Timely and efficient communication is key. To ensure your residents remain happy, you should also consider accelerating response times and prioritizing maintenance requests. It has never been more important to go the extra mile for your residents and provide the best possible management experience!
THE NEEDS OF RESIDENTS ARE TRANSFORMING
Over the past two years, residents’ apartments have become one-stop-shops: Offices, gyms, and sleeping quarters all in one.

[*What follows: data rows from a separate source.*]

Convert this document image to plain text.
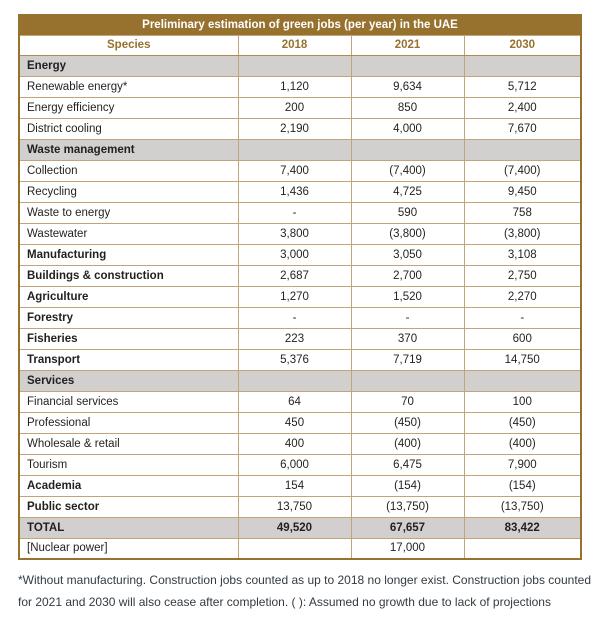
Preliminary estimation of green jobs (per year) in the UAE			
Species	2018	2021	2030
Energy			
Renewable energy*	1,120	9,634	5,712
Energy efficiency	200	850	2,400
District cooling	2,190	4,000	7,670
Waste management			
Collection	7,400	(7,400)	(7,400)
Recycling	1,436	4,725	9,450
Waste to energy	-	590	758
Wastewater	3,800	(3,800)	(3,800)
Manufacturing	3,000	3,050	3,108
Buildings & construction	2,687	2,700	2,750
Agriculture	1,270	1,520	2,270
Forestry	-	-	-
Fisheries	223	370	600
Transport	5,376	7,719	14,750
Services			
Financial services	64	70	100
Professional	450	(450)	(450)
Wholesale & retail	400	(400)	(400)
Tourism	6,000	6,475	7,900
Academia	154	(154)	(154)
Public sector	13,750	(13,750)	(13,750)
TOTAL	49,520	67,657	83,422
[Nuclear power]		17,000	

*Without manufacturing. Construction jobs counted as up to 2018 no longer exist. Construction jobs counted
for 2021 and 2030 will also cease after completion. ( ): Assumed no growth due to lack of projections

This need for multi-purpose space has caused residents’ immediate needs to change.
Property management teams need to consider new ways to create space for their tenants that fit their needs.
This may mean providing access to better high-speed internet, offering reservation-based conference rooms, or establishing outdoor wellness spaces.
Ensure you remain adaptive and listen to your residents. After all, resident feedback provides great insight on how to improve experiences, which can result in increased retention and satisfaction.
ECONOMIC UNCERTAINTY REMAINS
Over the past two years, recent changes in income and employment status have brought economic uncertainty for many residents; delinquency remains top-of-mind for commercial property owners.
This considered, it’s important to prepare for the risk of increased delinquencies.
As multifamily property owners look to the future, it’s important to understand what may come. There are a few ways you can remain proactive in your approach to the coming year. It’s also extremely important to ensure you remain risk-free.